Every baseball player wants to go out on his own terms, to end the career he has pursued since boyhood at a time of his own choosing in a manner he would prefer, but really, very few manage to do so. Careers end abruptly every day.
A player who hopes to be drafted by a Major League team and is not, gets the word in a harsh manner, by his name being left off a list. A one-year Class A player doesn’t have his contract renewed. No room in the organization for you son. It happens to AA players, to AAA players, who have to believe they are so close to the Show and then get cut.
Same for those who have a cup of coffee in the majors and even those who become stars. One day nobody wants their signature on a new deal and they have no team to join in spring training. What happened to Chris Carpenter is just as bad, if not worse. One minute he was the ace of the St. Louis Cardinals‘ pitching staff and then he gets hurt and instead of getting well finds out that he probably can’t ever throw hard enough again to do more than practice with his son’s Little League team.

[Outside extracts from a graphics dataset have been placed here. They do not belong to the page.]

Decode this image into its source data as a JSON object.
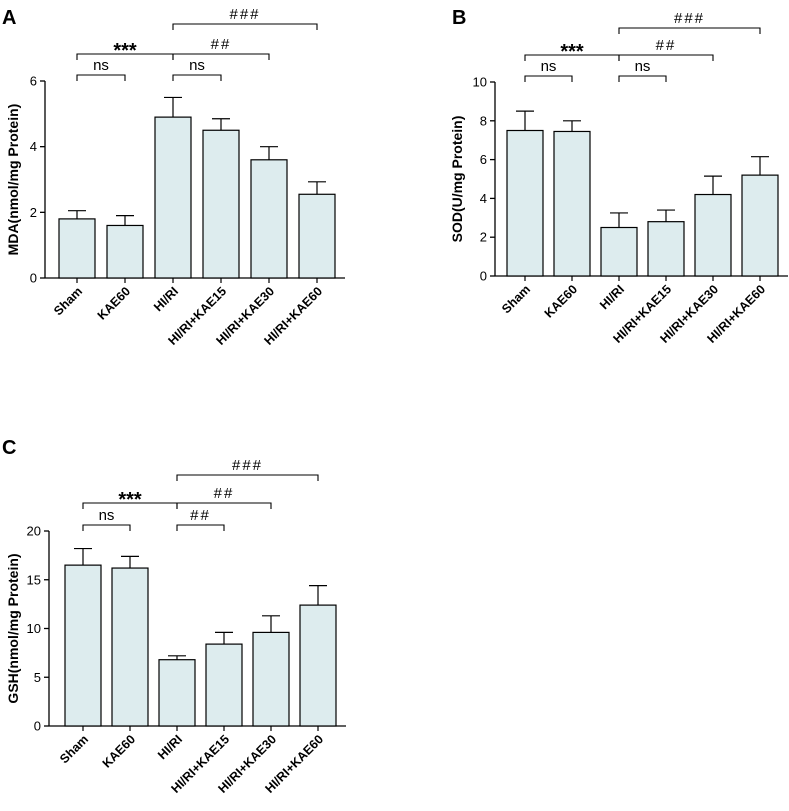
{
  "colors": {
    "bar_fill": "#ddecee",
    "stroke": "#000000"
  },
  "categories": [
    "Sham",
    "KAE60",
    "HI/RI",
    "HI/RI+KAE15",
    "HI/RI+KAE30",
    "HI/RI+KAE60"
  ],
  "chart_data": [
    {
      "panel": "A",
      "type": "bar",
      "title": "",
      "xlabel": "",
      "ylabel": "MDA(nmol/mg Protein)",
      "categories": [
        "Sham",
        "KAE60",
        "HI/RI",
        "HI/RI+KAE15",
        "HI/RI+KAE30",
        "HI/RI+KAE60"
      ],
      "values": [
        1.8,
        1.6,
        4.9,
        4.5,
        3.6,
        2.55
      ],
      "errors": [
        0.25,
        0.3,
        0.6,
        0.35,
        0.4,
        0.38
      ],
      "ylim": [
        0,
        6
      ],
      "yticks": [
        0,
        2,
        4,
        6
      ],
      "yticklabels": [
        "0",
        "2",
        "4",
        "6"
      ],
      "annotations": [
        {
          "from": 0,
          "to": 1,
          "text": "ns",
          "kind": "ns",
          "level": 0
        },
        {
          "from": 2,
          "to": 3,
          "text": "ns",
          "kind": "ns",
          "level": 0
        },
        {
          "from": 0,
          "to": 2,
          "text": "***",
          "kind": "star",
          "level": 1
        },
        {
          "from": 2,
          "to": 4,
          "text": "##",
          "kind": "hash",
          "level": 1
        },
        {
          "from": 2,
          "to": 5,
          "text": "###",
          "kind": "hash",
          "level": 2
        }
      ]
    },
    {
      "panel": "B",
      "type": "bar",
      "title": "",
      "xlabel": "",
      "ylabel": "SOD(U/mg Protein)",
      "categories": [
        "Sham",
        "KAE60",
        "HI/RI",
        "HI/RI+KAE15",
        "HI/RI+KAE30",
        "HI/RI+KAE60"
      ],
      "values": [
        7.5,
        7.45,
        2.5,
        2.8,
        4.2,
        5.2
      ],
      "errors": [
        1.0,
        0.55,
        0.75,
        0.6,
        0.95,
        0.95
      ],
      "ylim": [
        0,
        10
      ],
      "yticks": [
        0,
        2,
        4,
        6,
        8,
        10
      ],
      "yticklabels": [
        "0",
        "2",
        "4",
        "6",
        "8",
        "10"
      ],
      "annotations": [
        {
          "from": 0,
          "to": 1,
          "text": "ns",
          "kind": "ns",
          "level": 0
        },
        {
          "from": 2,
          "to": 3,
          "text": "ns",
          "kind": "ns",
          "level": 0
        },
        {
          "from": 0,
          "to": 2,
          "text": "***",
          "kind": "star",
          "level": 1
        },
        {
          "from": 2,
          "to": 4,
          "text": "##",
          "kind": "hash",
          "level": 1
        },
        {
          "from": 2,
          "to": 5,
          "text": "###",
          "kind": "hash",
          "level": 2
        }
      ]
    },
    {
      "panel": "C",
      "type": "bar",
      "title": "",
      "xlabel": "",
      "ylabel": "GSH(nmol/mg Protein)",
      "categories": [
        "Sham",
        "KAE60",
        "HI/RI",
        "HI/RI+KAE15",
        "HI/RI+KAE30",
        "HI/RI+KAE60"
      ],
      "values": [
        16.5,
        16.2,
        6.8,
        8.4,
        9.6,
        12.4
      ],
      "errors": [
        1.7,
        1.2,
        0.4,
        1.2,
        1.7,
        2.0
      ],
      "ylim": [
        0,
        20
      ],
      "yticks": [
        0,
        5,
        10,
        15,
        20
      ],
      "yticklabels": [
        "0",
        "5",
        "10",
        "15",
        "20"
      ],
      "annotations": [
        {
          "from": 0,
          "to": 1,
          "text": "ns",
          "kind": "ns",
          "level": 0
        },
        {
          "from": 2,
          "to": 3,
          "text": "##",
          "kind": "hash",
          "level": 0
        },
        {
          "from": 0,
          "to": 2,
          "text": "***",
          "kind": "star",
          "level": 1
        },
        {
          "from": 2,
          "to": 4,
          "text": "##",
          "kind": "hash",
          "level": 1
        },
        {
          "from": 2,
          "to": 5,
          "text": "###",
          "kind": "hash",
          "level": 2
        }
      ]
    }
  ]
}
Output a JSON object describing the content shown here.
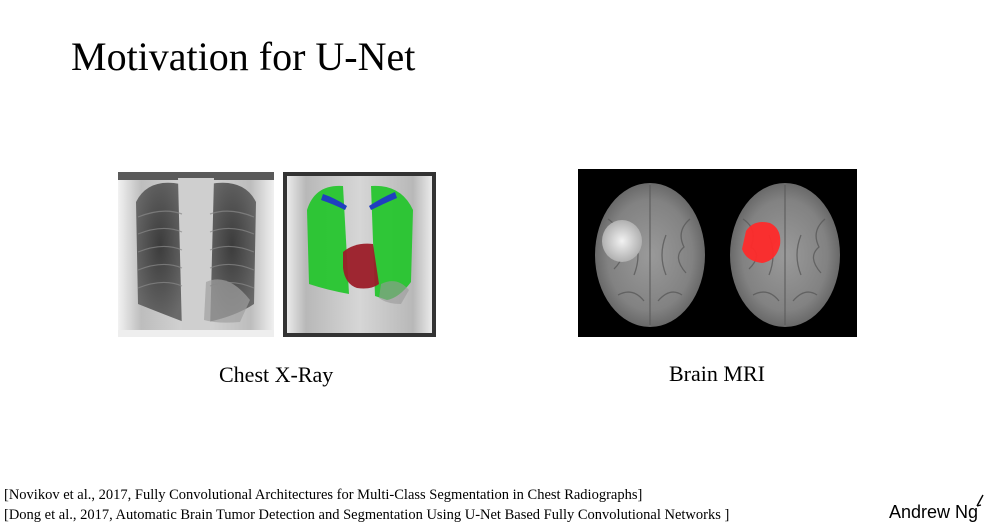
{
  "slide": {
    "title": "Motivation for U-Net"
  },
  "figures": {
    "chest": {
      "caption": "Chest X-Ray",
      "segmentation_colors": {
        "lungs": "#22c52a",
        "heart": "#9b1c28",
        "clavicles": "#1f3fbf"
      }
    },
    "brain": {
      "caption": "Brain MRI",
      "segmentation_colors": {
        "tumor": "#ff2a2a"
      }
    }
  },
  "references": [
    "[Novikov et al., 2017, Fully Convolutional Architectures for Multi-Class Segmentation in Chest Radiographs]",
    "[Dong et al., 2017, Automatic Brain Tumor Detection and Segmentation Using U-Net Based Fully Convolutional Networks ]"
  ],
  "footer": {
    "author": "Andrew Ng"
  }
}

In early February it was announced that Carpenter would not be able to pitch for St. Louis during the 2013 season. This is on the heels of his being unable to pitch for St. Louis during the 2012 season except for a few cameo appearances. That makes for two straight years basically out of the mix. Soon after the word seeped out that the numbness and pain in Carpenter’s shoulder likely means he will never pitch again. The diagnosis of nerve damage has essentially ended his career.

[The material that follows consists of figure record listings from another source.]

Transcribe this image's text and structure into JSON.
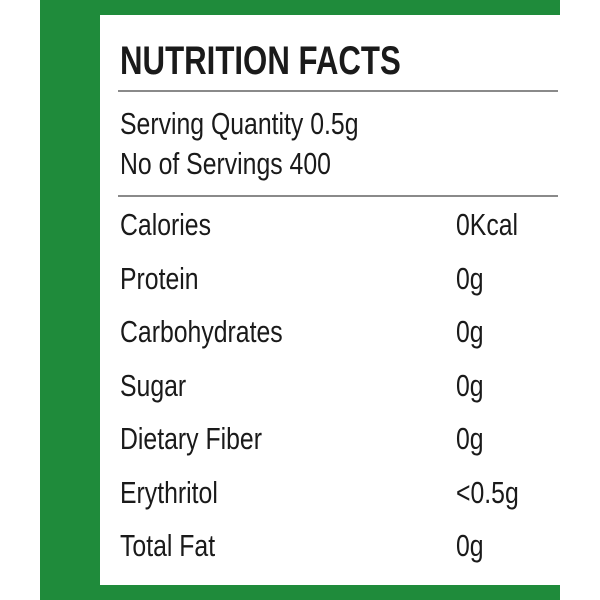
{
  "title": "NUTRITION FACTS",
  "serving": [
    "Serving Quantity 0.5g",
    "No of Servings 400"
  ],
  "rows": [
    [
      "Calories",
      "0Kcal"
    ],
    [
      "Protein",
      "0g"
    ],
    [
      "Carbohydrates",
      "0g"
    ],
    [
      "Sugar",
      "0g"
    ],
    [
      "Dietary Fiber",
      "0g"
    ],
    [
      "Erythritol",
      "<0.5g"
    ],
    [
      "Total Fat",
      "0g"
    ]
  ]
}
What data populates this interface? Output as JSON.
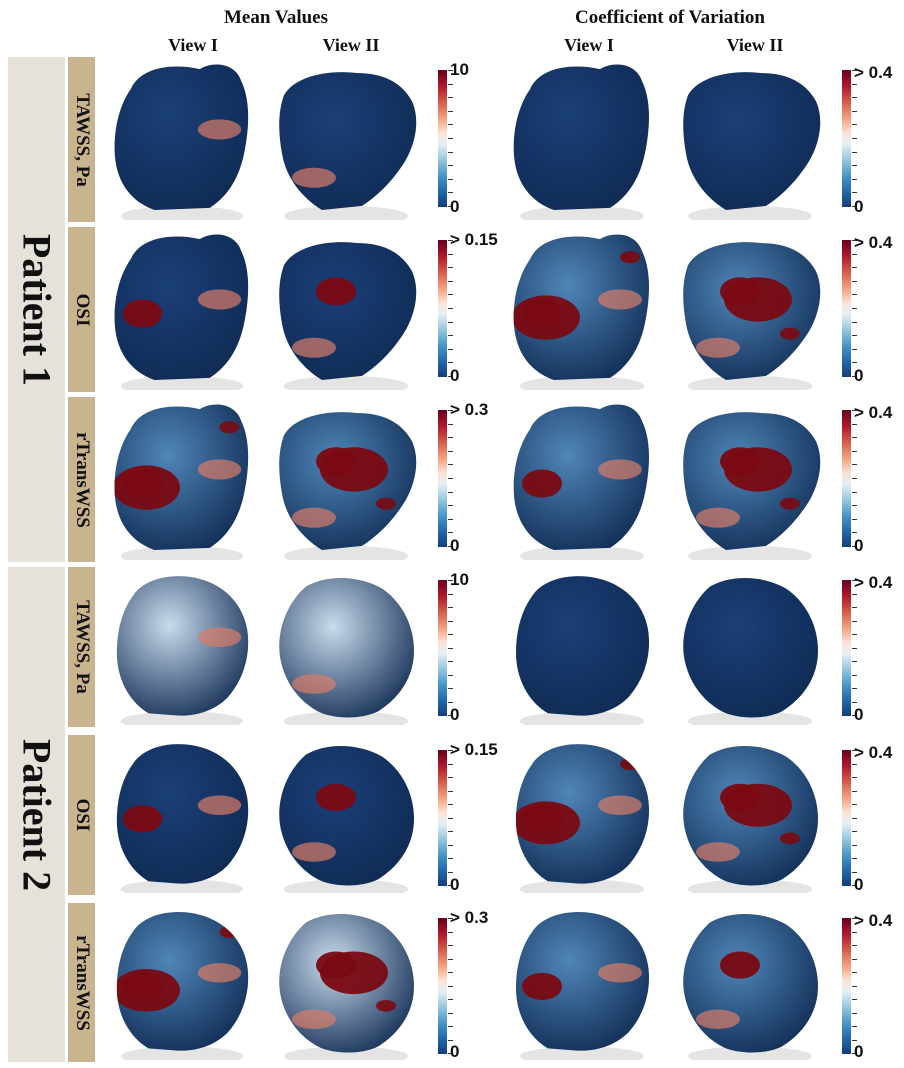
{
  "headers": {
    "mean_values": "Mean Values",
    "coefficient_of_variation": "Coefficient of Variation",
    "view_1": "View I",
    "view_2": "View II"
  },
  "patients": [
    "Patient 1",
    "Patient 2"
  ],
  "metrics": [
    "TAWSS, Pa",
    "OSI",
    "rTransWSS"
  ],
  "colorbar_labels": {
    "tawss_mean": {
      "max": "10",
      "min": "0"
    },
    "osi_mean": {
      "max": "> 0.15",
      "min": "0"
    },
    "rtranswss_mean": {
      "max": "> 0.3",
      "min": "0"
    },
    "cov": {
      "max": "> 0.4",
      "min": "0"
    }
  },
  "colors": {
    "low": "#1b3f78",
    "high": "#7a0a12",
    "patient_band": "#e6e2da",
    "metric_band": "#c8b48e"
  }
}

That’s tough news to take and it is almost certain that Carpenter refused to believe it at first. Career-ending injuries are often sudden, but this one seems to have snuck up on the hurler. After missing almost the entire 2012 season Carpenter came back to pitch late in the season. That certainly hinted that he had recovered and would be ready to go in 2013. Which is what made his departure so surprising.

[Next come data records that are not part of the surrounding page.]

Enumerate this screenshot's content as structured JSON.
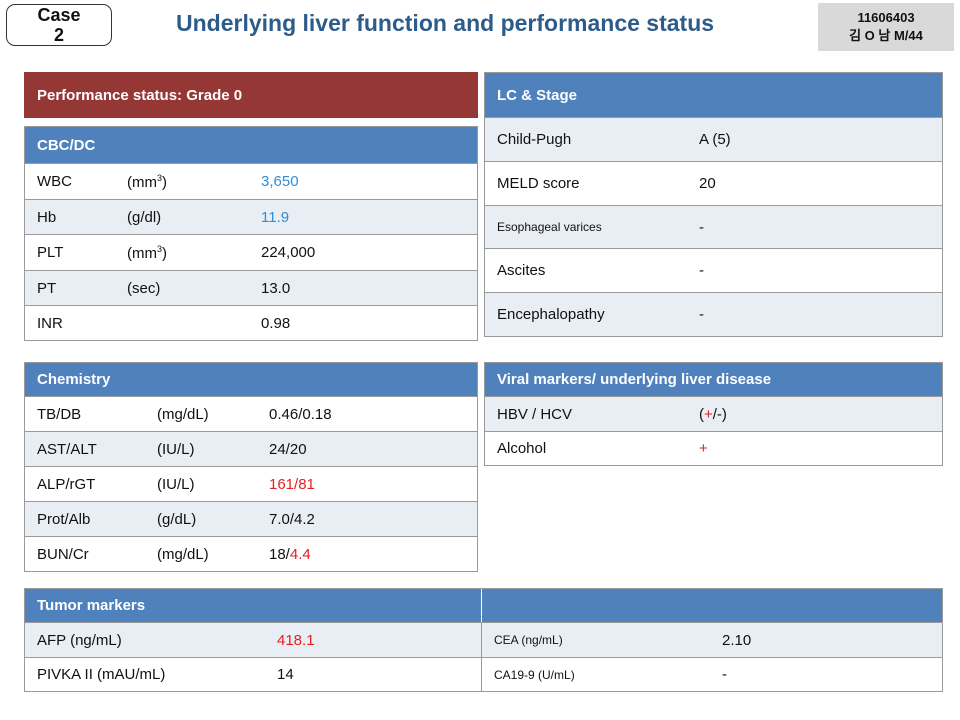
{
  "header": {
    "case_label": "Case\n2",
    "title": "Underlying liver function and performance status",
    "patient_id": "11606403",
    "patient_info": "김 O 남 M/44"
  },
  "performance": {
    "label": "Performance status: Grade 0"
  },
  "cbc": {
    "title": "CBC/DC",
    "rows": [
      {
        "name": "WBC",
        "unit": "(mm",
        "unit_sup": "3",
        "unit_end": ")",
        "value": "3,650"
      },
      {
        "name": "Hb",
        "unit": "(g/dl)",
        "unit_sup": "",
        "unit_end": "",
        "value": "11.9"
      },
      {
        "name": "PLT",
        "unit": "(mm",
        "unit_sup": "3",
        "unit_end": ")",
        "value": "224,000"
      },
      {
        "name": "PT",
        "unit": "(sec)",
        "unit_sup": "",
        "unit_end": "",
        "value": "13.0"
      },
      {
        "name": "INR",
        "unit": "",
        "unit_sup": "",
        "unit_end": "",
        "value": "0.98"
      }
    ]
  },
  "lc_stage": {
    "title": "LC & Stage",
    "rows": [
      {
        "name": "Child-Pugh",
        "value": "A (5)"
      },
      {
        "name": "MELD score",
        "value": "20"
      },
      {
        "name": "Esophageal varices",
        "value": "-"
      },
      {
        "name": "Ascites",
        "value": "-"
      },
      {
        "name": "Encephalopathy",
        "value": "-"
      }
    ]
  },
  "chemistry": {
    "title": "Chemistry",
    "rows": [
      {
        "name": "TB/DB",
        "unit": "(mg/dL)",
        "value": "0.46/0.18",
        "value_a": "",
        "value_b": ""
      },
      {
        "name": "AST/ALT",
        "unit": "(IU/L)",
        "value": "24/20",
        "value_a": "",
        "value_b": ""
      },
      {
        "name": "ALP/rGT",
        "unit": "(IU/L)",
        "value": "161/81",
        "value_a": "",
        "value_b": ""
      },
      {
        "name": "Prot/Alb",
        "unit": "(g/dL)",
        "value": "7.0/4.2",
        "value_a": "",
        "value_b": ""
      },
      {
        "name": "BUN/Cr",
        "unit": "(mg/dL)",
        "value": "",
        "value_a": "18/",
        "value_b": "4.4"
      }
    ]
  },
  "viral": {
    "title": "Viral markers/ underlying liver disease",
    "rows": [
      {
        "name": "HBV / HCV",
        "value_open": "(",
        "value_plus": "+",
        "value_close": "/-)"
      },
      {
        "name": "Alcohol",
        "value": "+"
      }
    ]
  },
  "tumor": {
    "title": "Tumor markers",
    "rows": [
      {
        "name": "AFP (ng/mL)",
        "value": "418.1",
        "name2": "CEA (ng/mL)",
        "value2": "2.10"
      },
      {
        "name": "PIVKA II (mAU/mL)",
        "value": "14",
        "name2": "CA19-9 (U/mL)",
        "value2": "-"
      }
    ]
  },
  "colors": {
    "header_blue": "#4f81bd",
    "header_red": "#953735",
    "title_blue": "#2e5c8a",
    "abnormal_low": "#2e8fd8",
    "abnormal_high": "#e52020"
  }
}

Carpenter, a 15-year major leaguer, has a lifetime record of 144-94 with a 3.76 earned run average and was a three-time All-Star. It was so long ago that Carpenter pitched for the Toronto Bluejays it’s amazing to recall that he spent six years with that club. He was much better in just his Cardinals years and twice was on a World Series champion with St. Louis. In 2005, Carpenter went 21-5. In 2009, he finished 17-4. With him in the rotation at full strength, the Cardinals would have been much more formidable this season than without him.
It is a disappointing end to a very solid career, for sure, and it would be neat if the hopeless situation found a solution. This is probably not practical, or even the answer, but maybe Carpenter can take knuckleball lessons from R.A. Dickey. But although Carpenter had no intention of retiring otherwise, he is 37, so barring miracles this really is the end of the line.